The extent to which he continued to contribute to political debate until recent months is awesome. He offered strong, informed and non-partisan advice on the strategic challenges facing our politicians. One of his most recent significant contributions was to sound alarm bells at the time of the 2002 and 2007 elections about how the manifestos of both government and opposition parties were unaffordable.

Every week he made economics, politics and particularly the significance of demographic change relatively penetrable for a wider audience.

I met him in person for the first time almost 20 years ago when he, politely, edged his way into a late-night session and debate involving young political activists from parties in both Britain and Ireland. And I came across him at conferences, summer schools and political events where he was frequently a contributor, as often on a roving mike from the floor as from the main podium.

At many of these gatherings, I was struck by his generosity and time for anyone who wanted to talk to him. The older he got, the more he appeared to thrive on discussion and debate with young people in particular.

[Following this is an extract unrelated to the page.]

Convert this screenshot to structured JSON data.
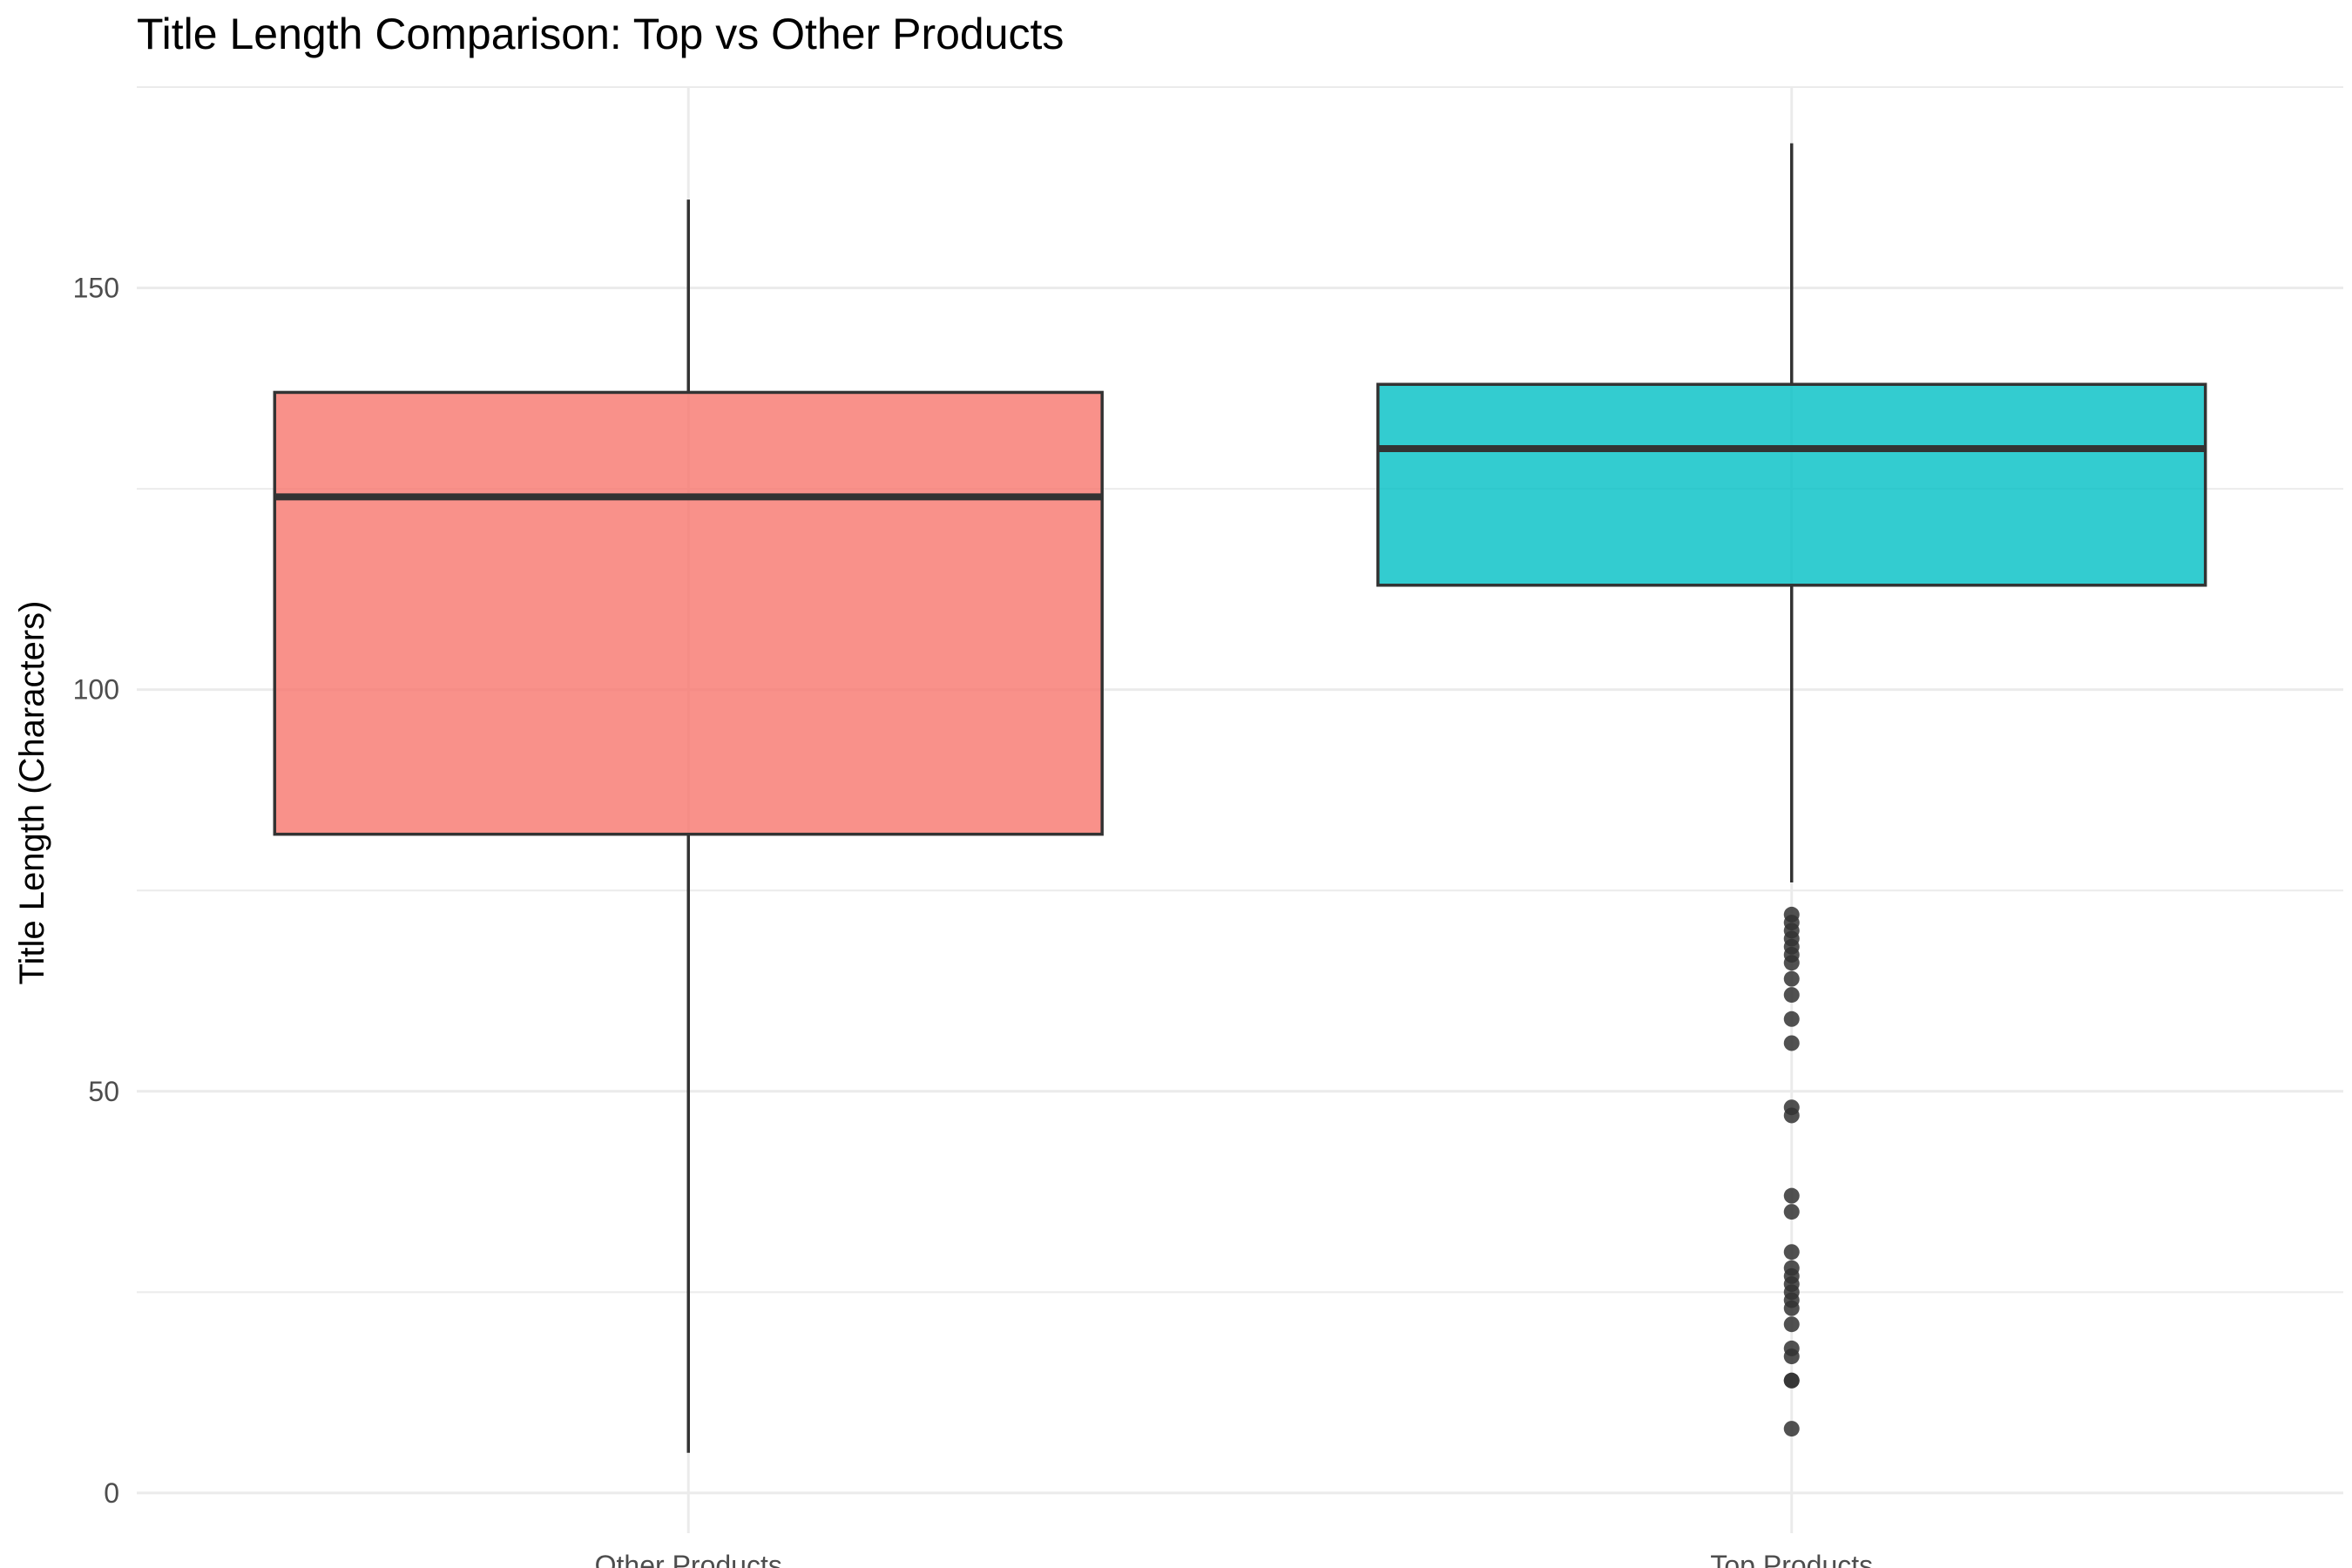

It was immaterial to him who he was talking to, he cared only about what they had to say or their reaction to what he had to say.

There have been dozens of stories told in the last eight days about Garret’s love of numbers. I would add two. I, along with the Northern Ireland elections expert Nicholas Whyte rushed out a Tallyman’s Guide to the 2003 Northern Ireland Assembly Elections. Such was the rush that the book contained tables with columns which had not been completed. At the launch, a sharp-eyed photographer captured Garret, with his own calculations, handwriting in the missing figures to his own copy.

My favourite story, however, is one he used to tell against himself. It involved an occasion when he had to overnight in a Rosslare hotel either because he had just missed a ferry departure or because his ferry was delayed until the following morning. Unusually, he found himself in the hotel room with no reading material. Intellectually frustrated, he searched the bedside locker where, apart from the usual Gideon Bible, he could only find two telephone books. This was in the days when the entire Republic’s numbers were encompassed in two volumes.

Putting the Bible to one side, he sat and read one of the telephone books. However, there was an objective to his reading. He was anxious to prove to himself a theory he had that once people from the counties of Leinster gravitated to study or work in Dublin, very many stayed there. By cross-referencing his own detailed knowledge of the concentration of particular surnames in particular counties with a reading of the 01 phone book, he apparently confirmed his theory.

It is the kind of story which, if told to you about Garret, you would suspect as having been made up. I fear we will not be fortunate to see his like again.